En un duelo más extraño que ver a un mariachi en un rodeo, los mexicanos han brillado más en el Super Bowl que en finales de la UEFA Champions League. Sí, aunque el torneo europeo sea el santo grial del soccer, la NFL ha visto a más paisanos levantando trofeos que pateando balones en el partido decisivo del Viejo Continente.
El Super Bowl cuenta con cuatro héroes nacionales en su historia. Efrén Herrera, de Guadalajara, abrió el camino en 1978 con los Dallas Cowboys, ganando el anillo en el Super Bowl XII y sumando nueve puntos. Rafael Septién, de la CDMX, jugó en 1979 con los Cowboys, aunque perdió. Frank Corral, de Chihuahua, hizo historia en 1980 con los Rams como pateador doble. Pero el rey es Raúl Allegre, de Torreón, con dos anillos con los Giants en 1987 y 1991, siendo el mexicano más laureado del emparrillado.
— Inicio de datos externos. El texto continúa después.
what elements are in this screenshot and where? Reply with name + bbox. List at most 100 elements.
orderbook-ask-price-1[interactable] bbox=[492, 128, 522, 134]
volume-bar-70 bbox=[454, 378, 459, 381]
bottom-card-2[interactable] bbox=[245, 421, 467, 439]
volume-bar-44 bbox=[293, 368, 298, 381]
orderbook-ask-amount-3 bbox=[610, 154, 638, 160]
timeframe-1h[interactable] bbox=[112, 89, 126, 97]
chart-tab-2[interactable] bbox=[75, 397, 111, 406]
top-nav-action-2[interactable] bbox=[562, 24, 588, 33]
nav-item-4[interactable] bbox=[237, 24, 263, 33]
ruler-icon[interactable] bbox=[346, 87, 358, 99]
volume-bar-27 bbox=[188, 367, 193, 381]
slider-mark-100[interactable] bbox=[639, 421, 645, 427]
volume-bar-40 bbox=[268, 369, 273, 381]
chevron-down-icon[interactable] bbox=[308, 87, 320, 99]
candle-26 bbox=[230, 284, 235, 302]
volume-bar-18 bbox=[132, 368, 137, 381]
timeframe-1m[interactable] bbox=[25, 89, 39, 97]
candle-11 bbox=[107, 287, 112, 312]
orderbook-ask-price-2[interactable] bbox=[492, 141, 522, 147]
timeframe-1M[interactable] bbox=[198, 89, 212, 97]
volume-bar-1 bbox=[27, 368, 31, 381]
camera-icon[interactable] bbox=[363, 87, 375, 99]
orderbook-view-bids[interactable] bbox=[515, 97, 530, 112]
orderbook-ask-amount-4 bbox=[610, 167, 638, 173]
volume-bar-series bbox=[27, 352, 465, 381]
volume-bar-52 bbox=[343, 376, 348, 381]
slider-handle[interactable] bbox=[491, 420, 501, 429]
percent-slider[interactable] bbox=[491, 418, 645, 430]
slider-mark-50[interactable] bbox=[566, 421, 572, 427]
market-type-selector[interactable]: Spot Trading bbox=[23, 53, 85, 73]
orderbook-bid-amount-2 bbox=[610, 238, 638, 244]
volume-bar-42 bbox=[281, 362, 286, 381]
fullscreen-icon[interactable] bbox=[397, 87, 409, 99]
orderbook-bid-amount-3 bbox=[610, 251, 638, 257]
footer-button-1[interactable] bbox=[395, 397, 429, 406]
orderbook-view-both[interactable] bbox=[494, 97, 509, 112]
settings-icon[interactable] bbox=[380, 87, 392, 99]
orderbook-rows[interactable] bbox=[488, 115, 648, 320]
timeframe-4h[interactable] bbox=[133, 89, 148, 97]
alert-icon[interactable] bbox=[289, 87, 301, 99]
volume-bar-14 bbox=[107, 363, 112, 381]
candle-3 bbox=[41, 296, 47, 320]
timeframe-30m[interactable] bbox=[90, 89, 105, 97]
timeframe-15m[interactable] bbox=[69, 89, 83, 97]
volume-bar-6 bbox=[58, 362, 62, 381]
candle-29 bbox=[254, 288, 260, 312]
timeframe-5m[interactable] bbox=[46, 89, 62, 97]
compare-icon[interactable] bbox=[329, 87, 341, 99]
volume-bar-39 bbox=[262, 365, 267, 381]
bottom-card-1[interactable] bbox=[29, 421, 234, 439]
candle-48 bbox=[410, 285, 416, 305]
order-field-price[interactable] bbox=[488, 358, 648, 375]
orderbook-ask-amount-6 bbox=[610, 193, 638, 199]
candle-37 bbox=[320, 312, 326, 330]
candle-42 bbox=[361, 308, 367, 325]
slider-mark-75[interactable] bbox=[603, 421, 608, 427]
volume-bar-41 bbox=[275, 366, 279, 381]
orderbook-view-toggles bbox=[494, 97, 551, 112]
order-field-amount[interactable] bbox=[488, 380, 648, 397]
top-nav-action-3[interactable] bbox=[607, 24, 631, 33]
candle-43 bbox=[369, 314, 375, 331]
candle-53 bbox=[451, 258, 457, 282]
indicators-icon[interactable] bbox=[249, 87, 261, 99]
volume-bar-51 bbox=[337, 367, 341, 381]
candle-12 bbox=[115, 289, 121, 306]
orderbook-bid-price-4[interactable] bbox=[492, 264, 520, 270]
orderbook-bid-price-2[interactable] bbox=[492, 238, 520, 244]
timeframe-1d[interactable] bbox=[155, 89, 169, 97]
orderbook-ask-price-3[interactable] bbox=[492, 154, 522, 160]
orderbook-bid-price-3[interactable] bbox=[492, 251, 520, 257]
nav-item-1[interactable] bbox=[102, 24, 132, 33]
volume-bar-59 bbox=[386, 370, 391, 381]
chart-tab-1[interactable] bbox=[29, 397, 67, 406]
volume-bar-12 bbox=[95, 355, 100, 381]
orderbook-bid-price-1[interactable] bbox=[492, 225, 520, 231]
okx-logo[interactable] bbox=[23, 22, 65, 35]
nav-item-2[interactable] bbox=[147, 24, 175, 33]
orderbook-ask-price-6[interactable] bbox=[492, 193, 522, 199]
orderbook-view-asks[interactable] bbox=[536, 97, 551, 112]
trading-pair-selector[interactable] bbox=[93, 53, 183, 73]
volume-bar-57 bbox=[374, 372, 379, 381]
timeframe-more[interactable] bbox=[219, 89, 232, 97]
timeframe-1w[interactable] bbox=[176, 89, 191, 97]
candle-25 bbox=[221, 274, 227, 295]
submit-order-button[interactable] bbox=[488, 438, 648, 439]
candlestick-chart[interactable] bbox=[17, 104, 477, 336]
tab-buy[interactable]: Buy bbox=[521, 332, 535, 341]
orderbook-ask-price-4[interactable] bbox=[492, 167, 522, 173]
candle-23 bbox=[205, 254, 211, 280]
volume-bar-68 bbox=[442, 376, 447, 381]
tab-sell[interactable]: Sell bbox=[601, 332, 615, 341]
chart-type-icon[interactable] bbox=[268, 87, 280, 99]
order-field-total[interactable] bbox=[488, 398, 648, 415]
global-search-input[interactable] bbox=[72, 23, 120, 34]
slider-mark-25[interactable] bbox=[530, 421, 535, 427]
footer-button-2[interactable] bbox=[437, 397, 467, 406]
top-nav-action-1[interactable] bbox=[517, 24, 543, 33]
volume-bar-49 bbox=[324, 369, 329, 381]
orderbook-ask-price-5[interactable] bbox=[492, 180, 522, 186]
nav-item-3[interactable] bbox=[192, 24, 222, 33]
En cambio, la Champions League solo presume a dos en finales. Rafael Márquez fue titular con el Barcelona en 2006, ganando al Arsenal, y aunque repitió título en 2009, una lesión lo dejó fuera. Javier “Chicharito” Hernández jugó con el Manchester United en 2011, pero cayó ante el Barça. Jonathan dos Santos, campeón ese año, no pisó cancha en la final.
La NFL también celebra a mexicanos por ascendencia como Ted Hendricks o Anthony Muñoz, y nuevos talentos como Elijah Arroyo, criado en Cancún, que podría brillar en el Super Bowl LX con los Seahawks. ¿Será que los mexicanos nacimos para el casco y no para la bota? En este juego, llevamos más touchdowns que goles europeos.